Oltre a Ehret, erano stati interessati allo scavo altri studenti, il dr. Takeito “Ike” Ikejiri, del Dipartimento di Scienze Geologiche e il dr Prescott Atkinson, entrambi dell’UA, nonchè personale del Museo e un gruppo di studenti di Geologia.

Mappa della linea di costa del tardo Cretaceo, 85 milioni di anni fa. (fonte: Paleogeographic and Geologic Evolution of North America).

I resti, dopo essere stati estratti dal calcare della cava, sono stati misurati, quindi rimossi dal sito e trasportati al Museo dell’Università.

In laboratorio, le ossa sono poi state lavate e ripulite dai sedimenti e per qualcuna si è reso necessario – a detta dello stesso Ehret – l’uso di diversi attrezzi per rimuovere le incrostazioni calcaree, tanto erano rimaste saldamente attaccate come un unico blocco.

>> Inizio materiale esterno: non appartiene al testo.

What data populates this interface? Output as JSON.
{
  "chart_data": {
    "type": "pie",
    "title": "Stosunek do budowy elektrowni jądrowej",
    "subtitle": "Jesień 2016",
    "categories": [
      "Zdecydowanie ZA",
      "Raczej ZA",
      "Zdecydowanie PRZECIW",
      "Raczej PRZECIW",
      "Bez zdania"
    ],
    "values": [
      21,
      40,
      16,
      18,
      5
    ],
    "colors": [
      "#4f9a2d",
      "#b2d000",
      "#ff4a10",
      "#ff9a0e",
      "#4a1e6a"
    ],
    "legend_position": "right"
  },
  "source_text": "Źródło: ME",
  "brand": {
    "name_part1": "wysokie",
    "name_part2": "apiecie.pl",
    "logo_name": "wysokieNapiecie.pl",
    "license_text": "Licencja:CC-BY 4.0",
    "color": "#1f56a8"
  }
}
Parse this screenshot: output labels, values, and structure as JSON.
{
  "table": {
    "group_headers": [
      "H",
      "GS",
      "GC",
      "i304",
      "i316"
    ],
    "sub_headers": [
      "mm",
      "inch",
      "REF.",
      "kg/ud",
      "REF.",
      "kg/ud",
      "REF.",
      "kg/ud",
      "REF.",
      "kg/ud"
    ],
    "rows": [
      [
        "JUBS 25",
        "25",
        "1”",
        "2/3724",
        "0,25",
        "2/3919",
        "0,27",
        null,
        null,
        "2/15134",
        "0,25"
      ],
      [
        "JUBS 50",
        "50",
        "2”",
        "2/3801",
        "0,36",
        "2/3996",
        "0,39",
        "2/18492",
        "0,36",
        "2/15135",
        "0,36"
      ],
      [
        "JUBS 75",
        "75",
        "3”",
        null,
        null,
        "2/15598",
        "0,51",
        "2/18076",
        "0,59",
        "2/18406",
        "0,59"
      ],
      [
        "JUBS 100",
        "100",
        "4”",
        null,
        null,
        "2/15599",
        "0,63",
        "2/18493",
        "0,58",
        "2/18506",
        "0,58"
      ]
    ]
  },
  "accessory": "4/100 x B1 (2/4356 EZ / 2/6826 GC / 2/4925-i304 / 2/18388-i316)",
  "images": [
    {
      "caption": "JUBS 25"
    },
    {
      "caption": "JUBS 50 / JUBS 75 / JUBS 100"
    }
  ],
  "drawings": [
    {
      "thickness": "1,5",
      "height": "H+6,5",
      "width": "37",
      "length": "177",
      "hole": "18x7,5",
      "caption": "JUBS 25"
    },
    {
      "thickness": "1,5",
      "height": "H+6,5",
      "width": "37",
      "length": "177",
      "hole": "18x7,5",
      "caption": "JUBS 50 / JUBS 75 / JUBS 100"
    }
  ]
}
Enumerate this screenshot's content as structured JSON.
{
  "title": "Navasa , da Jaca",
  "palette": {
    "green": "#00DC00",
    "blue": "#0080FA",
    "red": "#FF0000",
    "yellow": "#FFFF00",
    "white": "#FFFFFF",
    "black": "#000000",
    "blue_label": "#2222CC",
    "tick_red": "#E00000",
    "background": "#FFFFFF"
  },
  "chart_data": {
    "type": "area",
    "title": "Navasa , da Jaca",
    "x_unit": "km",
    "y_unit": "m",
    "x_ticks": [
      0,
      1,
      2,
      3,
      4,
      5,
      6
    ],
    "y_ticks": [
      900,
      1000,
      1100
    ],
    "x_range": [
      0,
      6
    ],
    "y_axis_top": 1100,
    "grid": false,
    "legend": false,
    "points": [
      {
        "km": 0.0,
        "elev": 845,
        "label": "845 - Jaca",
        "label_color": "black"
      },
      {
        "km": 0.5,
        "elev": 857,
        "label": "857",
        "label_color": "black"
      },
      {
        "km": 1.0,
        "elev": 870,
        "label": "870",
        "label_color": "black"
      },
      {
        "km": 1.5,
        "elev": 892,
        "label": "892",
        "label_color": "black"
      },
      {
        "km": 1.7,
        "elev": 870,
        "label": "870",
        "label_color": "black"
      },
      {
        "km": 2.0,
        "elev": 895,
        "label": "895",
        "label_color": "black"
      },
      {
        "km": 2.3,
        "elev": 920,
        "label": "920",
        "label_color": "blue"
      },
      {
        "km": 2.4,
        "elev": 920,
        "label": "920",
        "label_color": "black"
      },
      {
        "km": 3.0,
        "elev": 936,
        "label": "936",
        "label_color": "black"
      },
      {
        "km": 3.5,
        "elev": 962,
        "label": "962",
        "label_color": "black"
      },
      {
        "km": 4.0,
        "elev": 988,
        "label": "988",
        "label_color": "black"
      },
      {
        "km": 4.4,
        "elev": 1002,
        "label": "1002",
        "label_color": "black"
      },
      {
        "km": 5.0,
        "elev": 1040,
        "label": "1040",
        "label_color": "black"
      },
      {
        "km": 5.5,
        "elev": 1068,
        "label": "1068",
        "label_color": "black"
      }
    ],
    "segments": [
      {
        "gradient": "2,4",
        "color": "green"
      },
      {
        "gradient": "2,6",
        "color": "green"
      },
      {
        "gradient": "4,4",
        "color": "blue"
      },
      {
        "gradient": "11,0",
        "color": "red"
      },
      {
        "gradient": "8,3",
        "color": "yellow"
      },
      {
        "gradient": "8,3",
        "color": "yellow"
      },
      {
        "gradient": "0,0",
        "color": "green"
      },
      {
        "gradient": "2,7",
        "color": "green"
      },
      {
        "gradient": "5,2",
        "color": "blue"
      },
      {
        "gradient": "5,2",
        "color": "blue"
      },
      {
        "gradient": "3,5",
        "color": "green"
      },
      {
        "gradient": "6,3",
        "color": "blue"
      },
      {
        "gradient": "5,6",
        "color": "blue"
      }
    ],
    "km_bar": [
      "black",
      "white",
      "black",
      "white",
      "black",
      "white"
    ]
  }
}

Ci vorranno ancora parecchie settimane per restaurare adeguatamente le ossa più sottili andate frantumate, assicurandole con un apposito cemento in modo che non vadano in pezzi.

Una volta terminato il lavoro, il fossile verrà esposto nella Smith Hall della UA.

“Dal punto di vista della ricerca, si tratta di un’importante scoperta. Poter disporre di molti pezzi permette di fare una analisi comparativa molto accurata” ha detto Mercredy.

 “Ma importante è stato anche – ha tenuto a sottolineare lo studioso – avere studenti  medi e delle suole superiori che hanno partecipato a questo studio, un’esperienza  che può spingere qualcuno di loro ad approfondire gli aspetti scientifici correlati alla ricerca”.